Throughout its life, the initial overrun of costs for the Pacific Extension left the Milwaukee Road plagued by financial trouble. The depression and several unsuccessful receiverships followed by the general decline of railroad traffic in the 1950s, followed by the consolidation of larger railroads finally caused the Milwaukee to abandon its entire trackage system in the Idaho-Montana area in 1980.
The abandoned tunnel sat dormant and empty for more than twenty years, then it was included in the Chicago, Milwaukee, St. Paul and Pacific Railroad Company Historic District.[1] The St. Paul Tunnel route was officially ‘rededicated’ on June 23, 2001, as part of the Route of the Hiawatha rail trail. Tours are available, or one can simply walk or take a bike through the tunnel from portal to portal, and the tunnel sees thousands of hikers and bikers annually. Along with the St. Paul Tunnel, there are other bridges and tunnels intact on the Idaho approaches to St. Paul Pass,[2] as are part of the "gallows" structures that bore the overhead wires for the electric trains, and some signs and signals along the right of way.
A similar Milwaukee Road rail trail in Washington through the Cascades, Iron Horse State Park, includes the Snoqualmie Tunnel.
The tunnel under the St. Paul Pass was also known as the Taft Tunnel, after the Montana boom town of Taft, (1907−1910) which sprang up at the east portal of the tunnel during construction. It had a short but colorful history, and was allegedly named after President William Howard Taft, who visited the work camp while Secretary of War under President Theodore Roosevelt; he chastised the town as a "sewer of sin" and "a sore on an otherwise beautiful national forest." Either out of jest or spite, the town named itself after Taft.[6] [7] It was the last of the wide-open towns that followed railroad construction (see Hell on Wheels).

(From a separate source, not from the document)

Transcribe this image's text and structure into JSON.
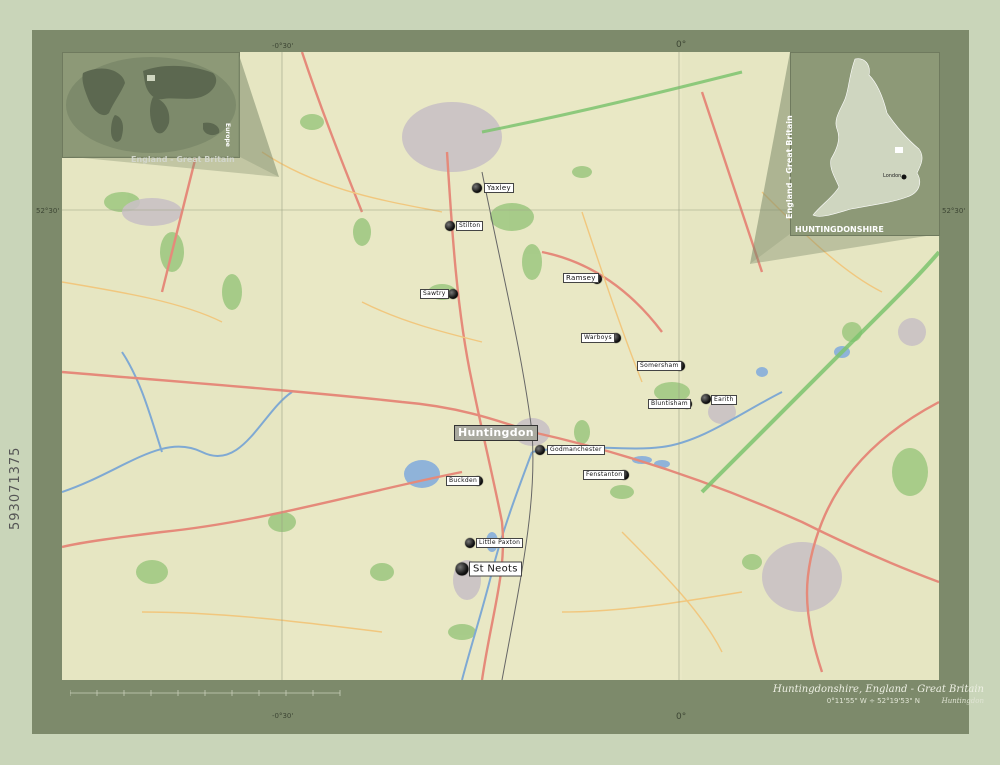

The town sprang up after the end of the "wild west" era, and drew people who were leaving communities which were increasingly turning to law and order; it also attracted those returning from the gold rushes in Alaska, and became a den of criminals and vice. A long distance from the nearest county seat, then at Missoula, and the county sheriff and deputies let Taft develop as it would in anticipation that it would have a short life. It extended along a half-mile (0.8 km) stretch of right-of-way track and peaked at about three thousand denizens.[6] Taft had between twenty and fifty saloons, and the second biggest profession after "railroad worker" was prostitution.

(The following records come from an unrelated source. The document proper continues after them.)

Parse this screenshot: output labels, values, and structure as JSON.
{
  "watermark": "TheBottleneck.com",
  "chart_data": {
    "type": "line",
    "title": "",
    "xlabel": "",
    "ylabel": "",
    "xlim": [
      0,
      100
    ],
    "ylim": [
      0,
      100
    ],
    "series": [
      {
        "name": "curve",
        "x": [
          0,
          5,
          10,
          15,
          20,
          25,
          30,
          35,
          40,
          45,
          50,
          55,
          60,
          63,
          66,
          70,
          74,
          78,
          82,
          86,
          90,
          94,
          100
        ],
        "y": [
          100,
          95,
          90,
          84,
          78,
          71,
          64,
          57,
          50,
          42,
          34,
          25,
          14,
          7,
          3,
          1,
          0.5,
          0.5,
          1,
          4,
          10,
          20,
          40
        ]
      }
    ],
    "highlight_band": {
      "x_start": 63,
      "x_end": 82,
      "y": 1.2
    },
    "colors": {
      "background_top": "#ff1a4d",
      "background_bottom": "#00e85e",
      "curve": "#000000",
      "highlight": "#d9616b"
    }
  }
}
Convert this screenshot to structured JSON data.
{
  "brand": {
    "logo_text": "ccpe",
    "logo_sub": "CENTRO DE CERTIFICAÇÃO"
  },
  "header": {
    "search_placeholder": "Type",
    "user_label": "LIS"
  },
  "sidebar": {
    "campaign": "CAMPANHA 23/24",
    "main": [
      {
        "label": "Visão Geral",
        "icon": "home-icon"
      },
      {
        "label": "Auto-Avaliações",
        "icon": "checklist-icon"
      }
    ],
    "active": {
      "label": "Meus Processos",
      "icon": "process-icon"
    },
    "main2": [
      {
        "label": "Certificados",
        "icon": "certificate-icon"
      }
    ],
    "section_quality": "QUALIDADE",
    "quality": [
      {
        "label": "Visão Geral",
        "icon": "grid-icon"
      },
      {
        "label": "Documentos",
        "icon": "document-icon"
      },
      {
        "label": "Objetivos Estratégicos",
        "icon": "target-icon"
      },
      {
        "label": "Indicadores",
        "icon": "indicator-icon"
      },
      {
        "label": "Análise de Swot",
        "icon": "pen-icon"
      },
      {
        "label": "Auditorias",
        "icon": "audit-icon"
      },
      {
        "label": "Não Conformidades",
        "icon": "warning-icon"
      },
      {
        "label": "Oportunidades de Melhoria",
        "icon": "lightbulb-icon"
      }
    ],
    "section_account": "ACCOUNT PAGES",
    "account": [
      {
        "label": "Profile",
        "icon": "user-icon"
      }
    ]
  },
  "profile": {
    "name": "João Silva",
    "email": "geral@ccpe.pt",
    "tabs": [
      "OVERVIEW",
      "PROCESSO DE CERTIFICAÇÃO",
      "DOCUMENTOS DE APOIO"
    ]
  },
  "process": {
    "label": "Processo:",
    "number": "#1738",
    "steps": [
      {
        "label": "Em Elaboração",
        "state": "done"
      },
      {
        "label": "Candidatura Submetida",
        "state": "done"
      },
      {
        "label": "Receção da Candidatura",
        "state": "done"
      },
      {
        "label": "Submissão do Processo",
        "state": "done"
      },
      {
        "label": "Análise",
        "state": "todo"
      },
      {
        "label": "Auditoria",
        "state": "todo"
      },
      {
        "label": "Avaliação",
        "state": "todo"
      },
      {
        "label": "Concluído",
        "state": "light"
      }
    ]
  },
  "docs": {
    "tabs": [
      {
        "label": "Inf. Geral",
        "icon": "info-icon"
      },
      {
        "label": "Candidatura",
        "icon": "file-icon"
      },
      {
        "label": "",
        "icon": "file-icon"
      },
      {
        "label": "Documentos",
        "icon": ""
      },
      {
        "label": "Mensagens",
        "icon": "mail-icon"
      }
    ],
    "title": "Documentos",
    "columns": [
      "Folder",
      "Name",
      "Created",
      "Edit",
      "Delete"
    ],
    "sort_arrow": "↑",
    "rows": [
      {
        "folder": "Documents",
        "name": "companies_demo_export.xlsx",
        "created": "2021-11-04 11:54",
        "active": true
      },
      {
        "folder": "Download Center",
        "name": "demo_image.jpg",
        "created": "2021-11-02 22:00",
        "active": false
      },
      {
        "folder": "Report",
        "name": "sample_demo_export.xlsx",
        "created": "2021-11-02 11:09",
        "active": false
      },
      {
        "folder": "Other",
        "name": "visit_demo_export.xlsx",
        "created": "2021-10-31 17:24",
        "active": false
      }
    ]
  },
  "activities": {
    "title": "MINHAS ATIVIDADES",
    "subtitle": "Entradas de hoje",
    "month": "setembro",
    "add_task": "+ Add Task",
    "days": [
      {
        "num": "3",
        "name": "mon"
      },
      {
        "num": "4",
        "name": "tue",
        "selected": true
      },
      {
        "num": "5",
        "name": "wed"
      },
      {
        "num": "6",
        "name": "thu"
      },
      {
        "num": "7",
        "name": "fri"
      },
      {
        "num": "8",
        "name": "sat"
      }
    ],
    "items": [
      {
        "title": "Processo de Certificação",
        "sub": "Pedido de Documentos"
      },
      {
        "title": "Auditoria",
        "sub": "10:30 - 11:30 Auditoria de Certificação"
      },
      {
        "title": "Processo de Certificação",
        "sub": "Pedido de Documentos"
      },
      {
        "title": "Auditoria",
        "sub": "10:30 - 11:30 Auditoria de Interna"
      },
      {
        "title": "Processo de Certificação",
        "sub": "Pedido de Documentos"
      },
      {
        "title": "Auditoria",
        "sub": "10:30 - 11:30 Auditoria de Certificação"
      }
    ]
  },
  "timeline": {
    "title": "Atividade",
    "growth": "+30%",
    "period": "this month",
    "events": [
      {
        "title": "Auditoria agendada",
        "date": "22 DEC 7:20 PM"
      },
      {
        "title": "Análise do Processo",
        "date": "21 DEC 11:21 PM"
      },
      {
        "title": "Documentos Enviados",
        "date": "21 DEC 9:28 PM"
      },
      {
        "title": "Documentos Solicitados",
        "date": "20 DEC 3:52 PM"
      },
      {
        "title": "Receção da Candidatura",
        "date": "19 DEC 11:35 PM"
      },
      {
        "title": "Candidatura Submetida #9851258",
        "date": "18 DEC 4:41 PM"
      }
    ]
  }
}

In the spring, the melting banks of snow in the mountain town meant the discovery of dead bodies, and allegedly during the final spring of 1909, as many as seventeen bodies were found. Buildings in Taft had been hastily constructed of wood and were flimsy. After experiencing a few smaller fires, Taft was destroyed by the 1910 "Big Burn" forest fires that extended over much of the Idaho Panhandle and western Montana.[4] [7] As the fire approached Taft, the remaining residents ignored a call to join firefighters, drank up what they could in the saloons and hastily left on an evacuation train. The residents had mostly "squatted" on national forest land, and forest rangers suppressed any effort to rebuild the town. By this time, the railroad construction workers had moved on, and with them the money.
After the fire, the railroad named the same area "East Portal" and it had an electric substation after electrification of the line in about 1914. The few remaining abandoned buildings were buried by the construction of Interstate 90 in 1962, and now nothing remains but its name; on I-90 is named "Taft."